UTM projection, United States Naval Academy
This site here explains UTM projections very clearly:
GIS Geography: How Universal Transverse Mercator (UTM) Works
[...] scale is constant north-south along the Meridians. But scale varies east-west along parallels. The two small circles are 180 kilometers east and west of the central Meridian at the Equator. The small circles have a scale factor of 1, meaning a distance of 100 meters in the ellipsoid would be the same on the map projection. The centerline of a UTM grid zone has a scale factor of 0.9996. This means that a distance of 100 meters on an ellipsoid would be 99.96 meters on a map.
And:
The UTM projection minimizes distortion within that zone. So this means that when you want to show features in several UTM zone, it starts becoming a poor choice of map projection. Distortion is small near the central meridian, and as you move away it worsens. So this makes it most fitting for narrow regions and not well-suited for world maps.
Universal Transverse Mercator was really meant to map features in one UTM zone at a time [bold in original]. (...) The Universal Transverse Mercator is horrible for small-scale (less-detailed) maps like world atlases and perfect for mapping narrow regions.
See also See also Wikipedia on Universal Transverse Mercator coordinate system: Overlapping grids:
Around the boundaries of large scale maps (1:100,000 or larger) coordinates for both adjoining UTM zones are usually printed within a minimum distance of 40 km on either side of a zone boundary. Ideally, the coordinates of each position should be measured on the grid for the zone in which they are located, but because the scale factor is still relatively small near zone boundaries, it is possible to overlap measurements into an adjoining zone for some distance when necessary.

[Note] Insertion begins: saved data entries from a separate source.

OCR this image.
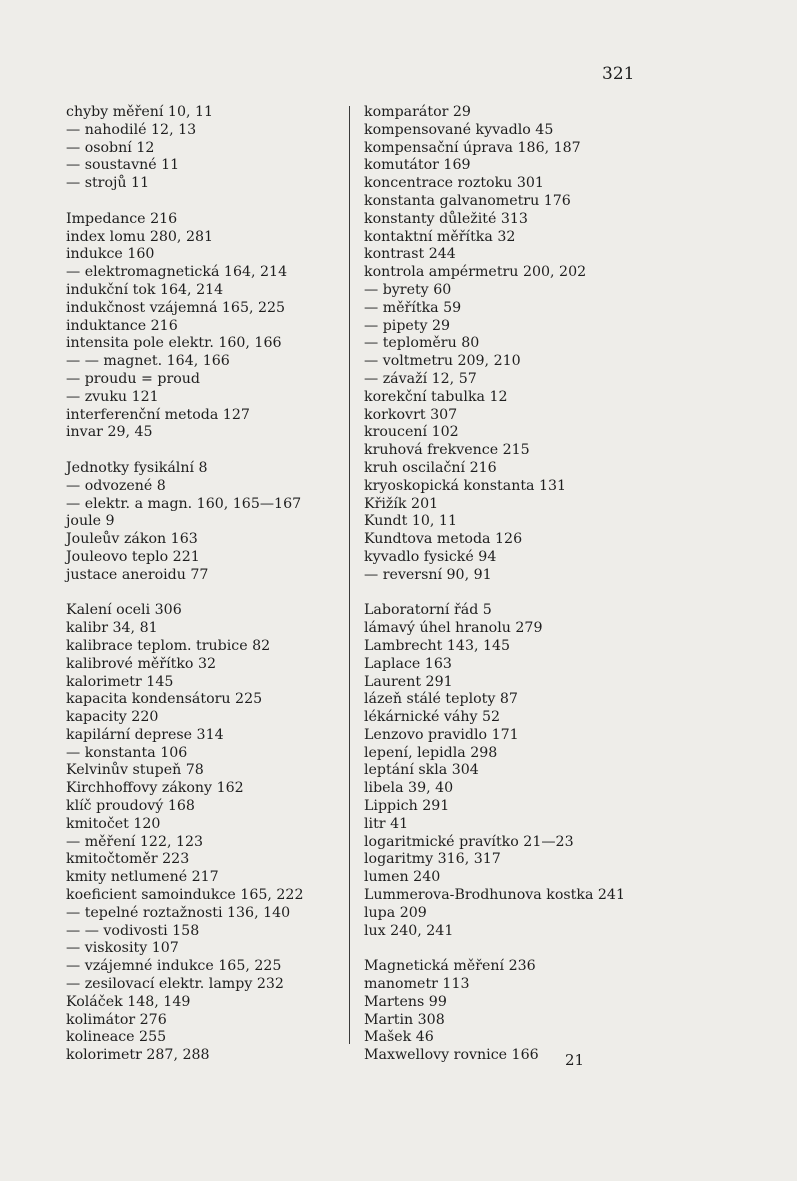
321
chyby měření 10, 11
— nahodilé 12, 13
— osobní 12
— soustavné 11
— strojů 11
Impedance 216
index lomu 280, 281
indukce 160
— elektromagnetická 164, 214
indukční tok 164, 214
indukčnost vzájemná 165, 225
induktance 216
intensita pole elektr. 160, 166
— — magnet. 164, 166
— proudu = proud
— zvuku 121
interferenční metoda 127
invar 29, 45
Jednotky fysikální 8
— odvozené 8
— elektr. a magn. 160, 165—167
joule 9
Jouleův zákon 163
Jouleovo teplo 221
justace aneroidu 77
Kalení oceli 306
kalibr 34, 81
kalibrace teplom. trubice 82
kalibrové měřítko 32
kalorimetr 145
kapacita kondensátoru 225
kapacity 220
kapilární deprese 314
— konstanta 106
Kelvinův stupeň 78
Kirchhoffovy zákony 162
klíč proudový 168
kmitočet 120
— měření 122, 123
kmitočtoměr 223
kmity netlumené 217
koeficient samoindukce 165, 222
— tepelné roztažnosti 136, 140
— — vodivosti 158
— viskosity 107
— vzájemné indukce 165, 225
— zesilovací elektr. lampy 232
Koláček 148, 149
kolimátor 276
kolineace 255
kolorimetr 287, 288
komparátor 29
kompensované kyvadlo 45
kompensační úprava 186, 187
komutátor 169
koncentrace roztoku 301
konstanta galvanometru 176
konstanty důležité 313
kontaktní měřítka 32
kontrast 244
kontrola ampérmetru 200, 202
— byrety 60
— měřítka 59
— pipety 29
— teploměru 80
— voltmetru 209, 210
— závaží 12, 57
korekční tabulka 12
korkovrt 307
kroucení 102
kruhová frekvence 215
kruh oscilační 216
kryoskopická konstanta 131
Křižík 201
Kundt 10, 11
Kundtova metoda 126
kyvadlo fysické 94
— reversní 90, 91
Laboratorní řád 5
lámavý úhel hranolu 279
Lambrecht 143, 145
Laplace 163
Laurent 291
lázeň stálé teploty 87
lékárnické váhy 52
Lenzovo pravidlo 171
lepení, lepidla 298
leptání skla 304
libela 39, 40
Lippich 291
litr 41
logaritmické pravítko 21—23
logaritmy 316, 317
lumen 240
Lummerova-Brodhunova kostka 241
lupa 209
lux 240, 241
Magnetická měření 236
manometr 113
Martens 99
Martin 308
Mašek 46
Maxwellovy rovnice 166	21
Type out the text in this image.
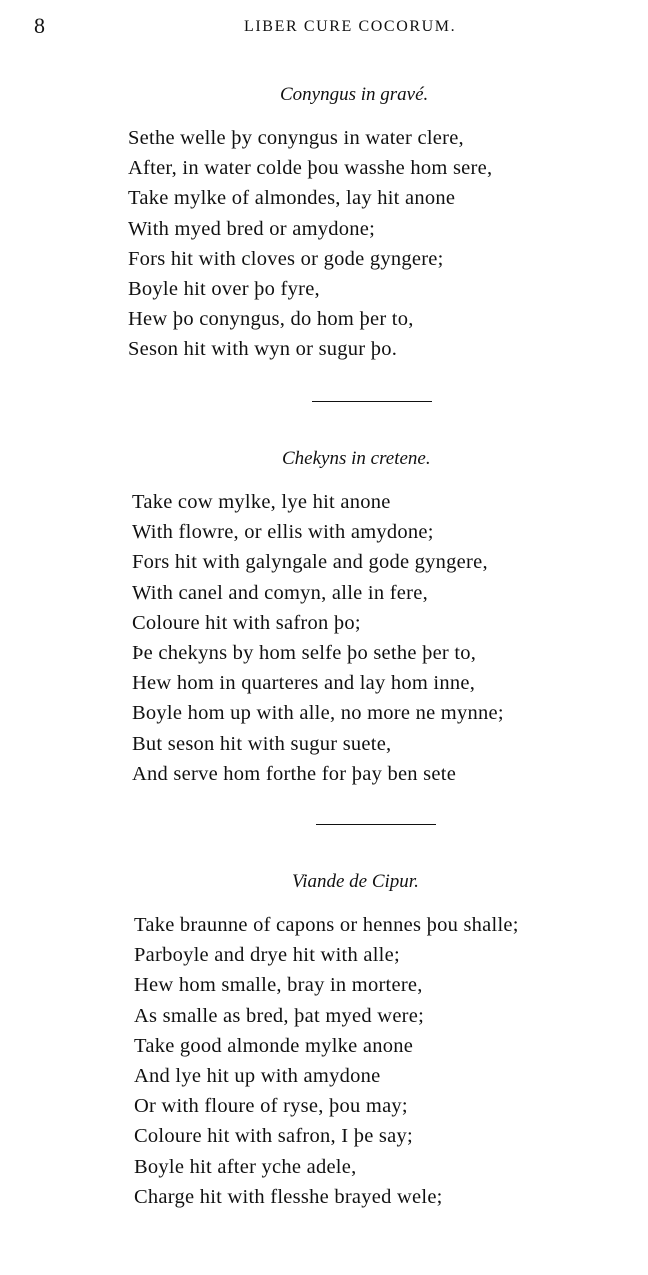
8	LIBER CURE COCORUM.
Conyngus in gravé.
Sethe welle þy conyngus in water clere,
After, in water colde þou wasshe hom sere,
Take mylke of almondes, lay hit anone
With myed bred or amydone;
Fors hit with cloves or gode gyngere;
Boyle hit over þo fyre,
Hew þo conyngus, do hom þer to,
Seson hit with wyn or sugur þo.
Chekyns in cretene.
Take cow mylke, lye hit anone
With flowre, or ellis with amydone;
Fors hit with galyngale and gode gyngere,
With canel and comyn, alle in fere,
Coloure hit with safron þo;
Þe chekyns by hom selfe þo sethe þer to,
Hew hom in quarteres and lay hom inne,
Boyle hom up with alle, no more ne mynne;
But seson hit with sugur suete,
And serve hom forthe for þay ben sete
Viande de Cipur.
Take braunne of capons or hennes þou shalle;
Parboyle and drye hit with alle;
Hew hom smalle, bray in mortere,
As smalle as bred, þat myed were;
Take good almonde mylke anone
And lye hit up with amydone
Or with floure of ryse, þou may;
Coloure hit with safron, I þe say;
Boyle hit after yche adele,
Charge hit with flesshe brayed wele;
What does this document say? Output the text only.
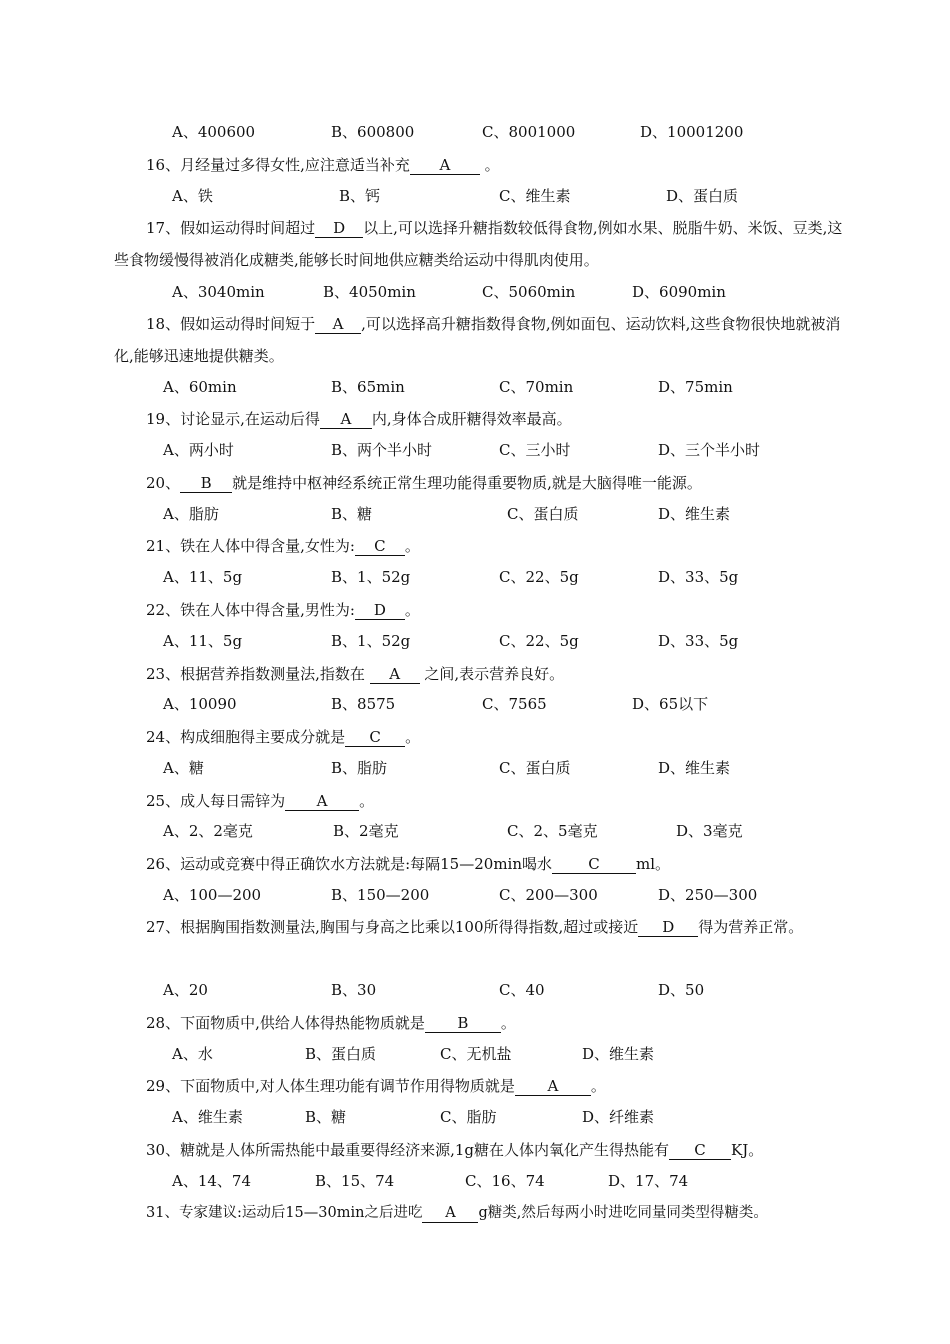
A、400600	B、600800	C、8001000	D、10001200
16、月经量过多得女性,应注意适当补充 A 。
A、铁	B、钙	C、维生素	D、蛋白质
17、假如运动得时间超过 D 以上,可以选择升糖指数较低得食物,例如水果、脱脂牛奶、米饭、豆类,这些食物缓慢得被消化成糖类,能够长时间地供应糖类给运动中得肌肉使用。
A、3040min	B、4050min	C、5060min	D、6090min
18、假如运动得时间短于 A ,可以选择高升糖指数得食物,例如面包、运动饮料,这些食物很快地就被消化,能够迅速地提供糖类。
A、60min	B、65min	C、70min	D、75min
19、讨论显示,在运动后得 A 内,身体合成肝糖得效率最高。
A、两小时	B、两个半小时	C、三小时	D、三个半小时
20、 B 就是维持中枢神经系统正常生理功能得重要物质,就是大脑得唯一能源。
A、脂肪	B、糖	C、蛋白质	D、维生素
21、铁在人体中得含量,女性为: C 。
A、11、5g	B、1、52g	C、22、5g	D、33、5g
22、铁在人体中得含量,男性为: D 。
A、11、5g	B、1、52g	C、22、5g	D、33、5g
23、根据营养指数测量法,指数在 A 之间,表示营养良好。
A、10090	B、8575	C、7565	D、65以下
24、构成细胞得主要成分就是 C 。
A、糖	B、脂肪	C、蛋白质	D、维生素
25、成人每日需锌为 A 。
A、2、2毫克	B、2毫克	C、2、5毫克	D、3毫克
26、运动或竞赛中得正确饮水方法就是:每隔15—20min喝水 C ml。
A、100—200	B、150—200	C、200—300	D、250—300
27、根据胸围指数测量法,胸围与身高之比乘以100所得得指数,超过或接近 D 得为营养正常。
A、20	B、30	C、40	D、50
28、下面物质中,供给人体得热能物质就是 B 。
A、水	B、蛋白质	C、无机盐	D、维生素
29、下面物质中,对人体生理功能有调节作用得物质就是 A 。
A、维生素	B、糖	C、脂肪	D、纤维素
30、糖就是人体所需热能中最重要得经济来源,1g糖在人体内氧化产生得热能有 C KJ。
A、14、74	B、15、74	C、16、74	D、17、74
31、专家建议:运动后15—30min之后进吃 A g糖类,然后每两小时进吃同量同类型得糖类。
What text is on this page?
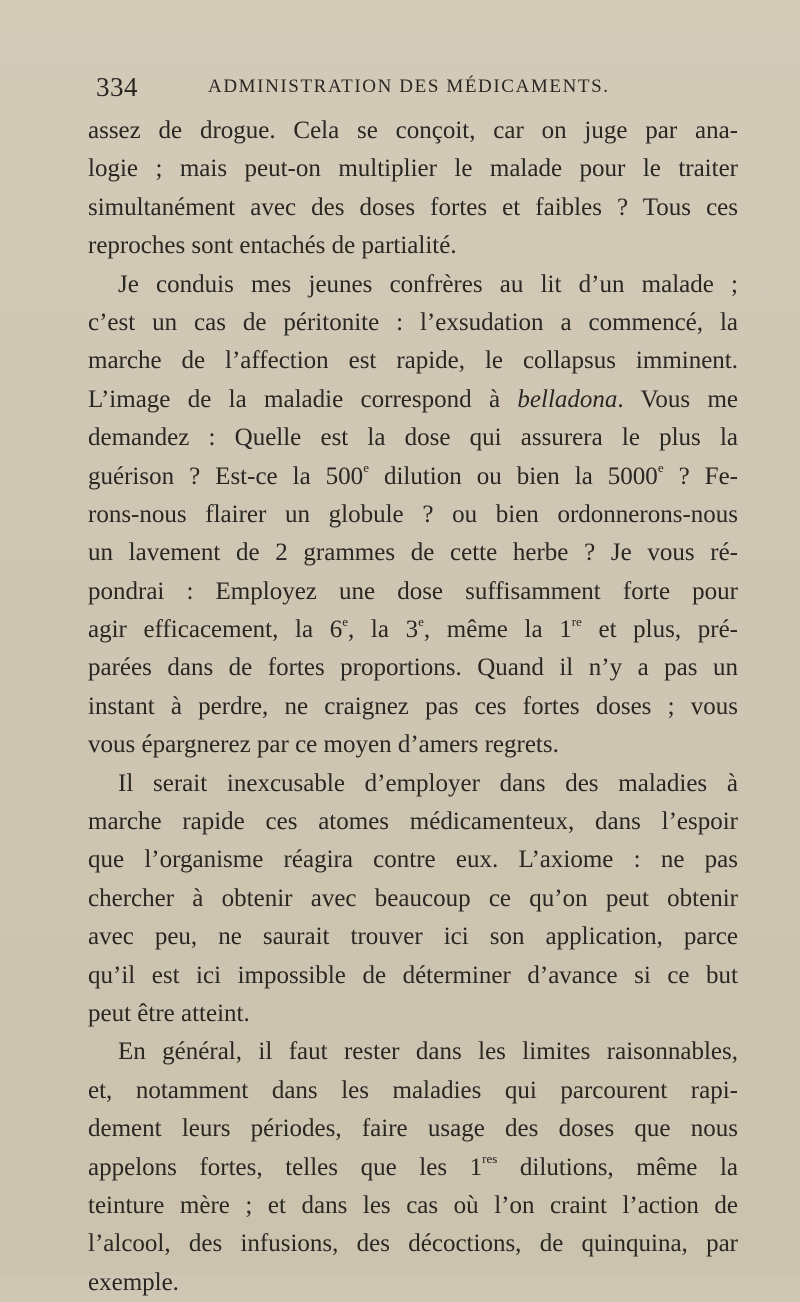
334	ADMINISTRATION DES MÉDICAMENTS.
assez de drogue. Cela se conçoit, car on juge par ana-
logie ; mais peut-on multiplier le malade pour le traiter
simultanément avec des doses fortes et faibles ? Tous ces
reproches sont entachés de partialité.
Je conduis mes jeunes confrères au lit d’un malade ;
c’est un cas de péritonite : l’exsudation a commencé, la
marche de l’affection est rapide, le collapsus imminent.
L’image de la maladie correspond à belladona. Vous me
demandez : Quelle est la dose qui assurera le plus la
guérison ? Est-ce la 500e dilution ou bien la 5000e ? Fe-
rons-nous flairer un globule ? ou bien ordonnerons-nous
un lavement de 2 grammes de cette herbe ? Je vous ré-
pondrai : Employez une dose suffisamment forte pour
agir efficacement, la 6e, la 3e, même la 1re et plus, pré-
parées dans de fortes proportions. Quand il n’y a pas un
instant à perdre, ne craignez pas ces fortes doses ; vous
vous épargnerez par ce moyen d’amers regrets.
Il serait inexcusable d’employer dans des maladies à
marche rapide ces atomes médicamenteux, dans l’espoir
que l’organisme réagira contre eux. L’axiome : ne pas
chercher à obtenir avec beaucoup ce qu’on peut obtenir
avec peu, ne saurait trouver ici son application, parce
qu’il est ici impossible de déterminer d’avance si ce but
peut être atteint.
En général, il faut rester dans les limites raisonnables,
et, notamment dans les maladies qui parcourent rapi-
dement leurs périodes, faire usage des doses que nous
appelons fortes, telles que les 1res dilutions, même la
teinture mère ; et dans les cas où l’on craint l’action de
l’alcool, des infusions, des décoctions, de quinquina, par
exemple.
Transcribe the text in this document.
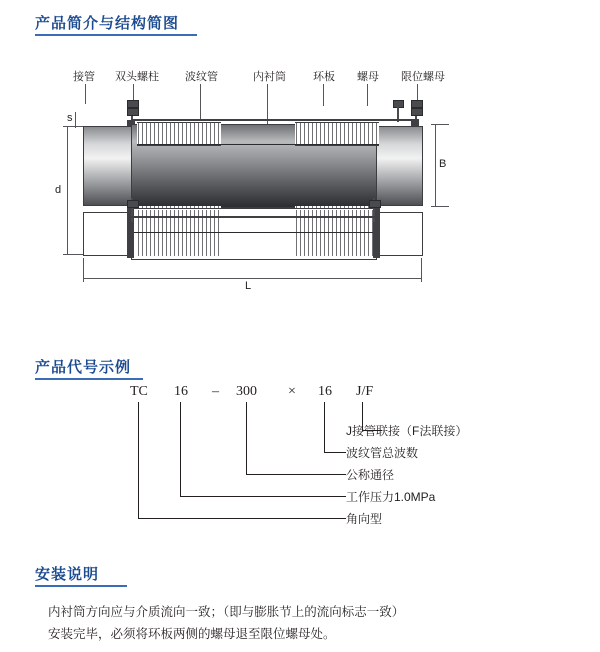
产品简介与结构简图
接管 双头螺柱 波纹管	内衬筒 环板 螺母 限位螺母
d
s
B
L
产品代号示例
TC 16 – 300 × 16 J/F
J接管联接（F法联接）
波纹管总波数
公称通径
工作压力1.0MPa
角向型
安装说明
内衬筒方向应与介质流向一致；（即与膨胀节上的流向标志一致）
安装完毕，必须将环板两侧的螺母退至限位螺母处。
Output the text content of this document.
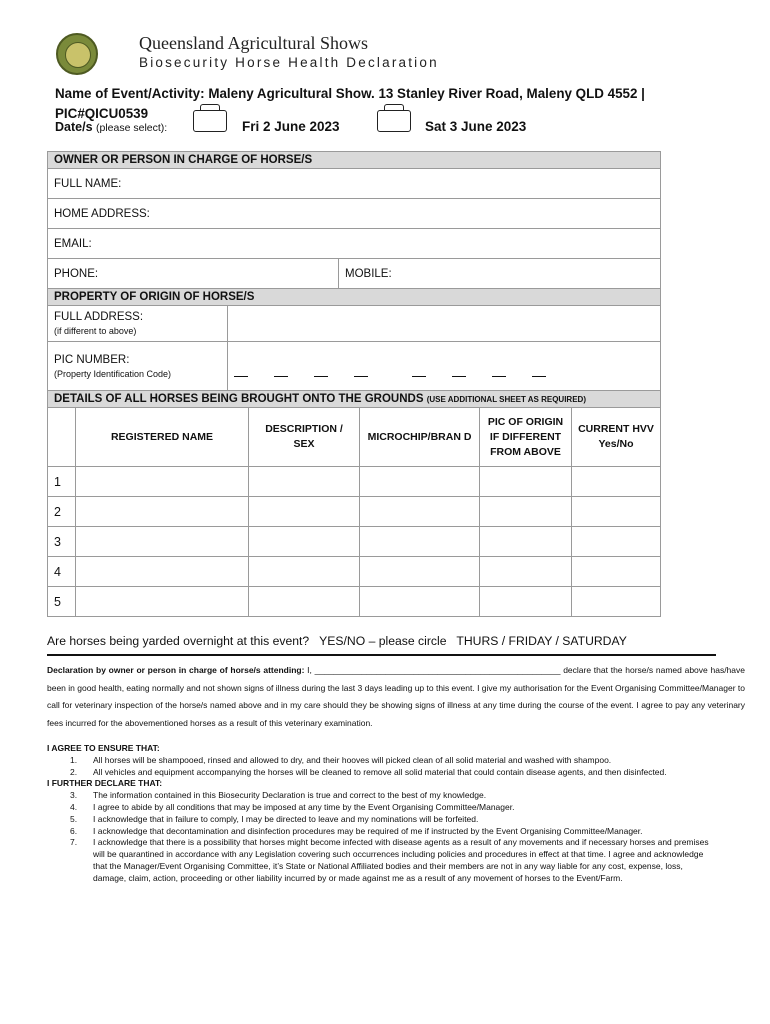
Queensland Agricultural Shows
Biosecurity Horse Health Declaration
Name of Event/Activity: Maleny Agricultural Show. 13 Stanley River Road, Maleny QLD 4552 |
PIC#QICU0539
Date/s (please select):	Fri 2 June 2023	Sat 3 June 2023
OWNER OR PERSON IN CHARGE OF HORSE/S
FULL NAME:
HOME ADDRESS:
EMAIL:
PHONE:	MOBILE:
PROPERTY OF ORIGIN OF HORSE/S
FULL ADDRESS:
(if different to above)	

PIC NUMBER:
(Property Identification Code)	

DETAILS OF ALL HORSES BEING BROUGHT ONTO THE GROUNDS (USE ADDITIONAL SHEET AS REQUIRED)					
	REGISTERED NAME	DESCRIPTION / SEX	MICROCHIP/BRAN D	PIC OF ORIGIN IF DIFFERENT FROM ABOVE	CURRENT HVV Yes/No
1					
2					
3					
4					
5					
Are horses being yarded overnight at this event?   YES/NO – please circle   THURS / FRIDAY / SATURDAY
Declaration by owner or person in charge of horse/s attending: I, ____________________________________________________ declare that the horse/s named above has/have been in good health, eating normally and not shown signs of illness during the last 3 days leading up to this event. I give my authorisation for the Event Organising Committee/Manager to call for veterinary inspection of the horse/s named above and in my care should they be showing signs of illness at any time during the course of the event. I agree to pay any veterinary fees incurred for the abovementioned horses as a result of this veterinary examination.
I AGREE TO ENSURE THAT:
1. All horses will be shampooed, rinsed and allowed to dry, and their hooves will picked clean of all solid material and washed with shampoo.
2. All vehicles and equipment accompanying the horses will be cleaned to remove all solid material that could contain disease agents, and then disinfected.
I FURTHER DECLARE THAT:
3. The information contained in this Biosecurity Declaration is true and correct to the best of my knowledge.
4. I agree to abide by all conditions that may be imposed at any time by the Event Organising Committee/Manager.
5. I acknowledge that in failure to comply, I may be directed to leave and my nominations will be forfeited.
6. I acknowledge that decontamination and disinfection procedures may be required of me if instructed by the Event Organising Committee/Manager.
7. I acknowledge that there is a possibility that horses might become infected with disease agents as a result of any movements and if necessary horses and premises will be quarantined in accordance with any Legislation covering such occurrences including policies and procedures in effect at that time. I agree and acknowledge that the Manager/Event Organising Committee, it’s State or National Affiliated bodies and their members are not in any way liable for any cost, expense, loss, damage, claim, action, proceeding or other liability incurred by or made against me as a result of any movement of horses to the Event/Farm.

So the question is rather how much more the distortion gets outside of the extent of the respective UTM zone. Of corse, the more you get away from it, the bigger the distortion gets. So for just tiny overlapping with the neighboring zone, that might not be a problem - but it depends on what you want to achieve.
Edit by user @John Uko:
There is a conceptual error in the contents of the website that is quoted in this answer, which I am correcting :
The distortion is small near the central meridian and it(distortion) actually decreases as we move towards the standard circle and beyond the standard circle, the distortion starts to worsen again.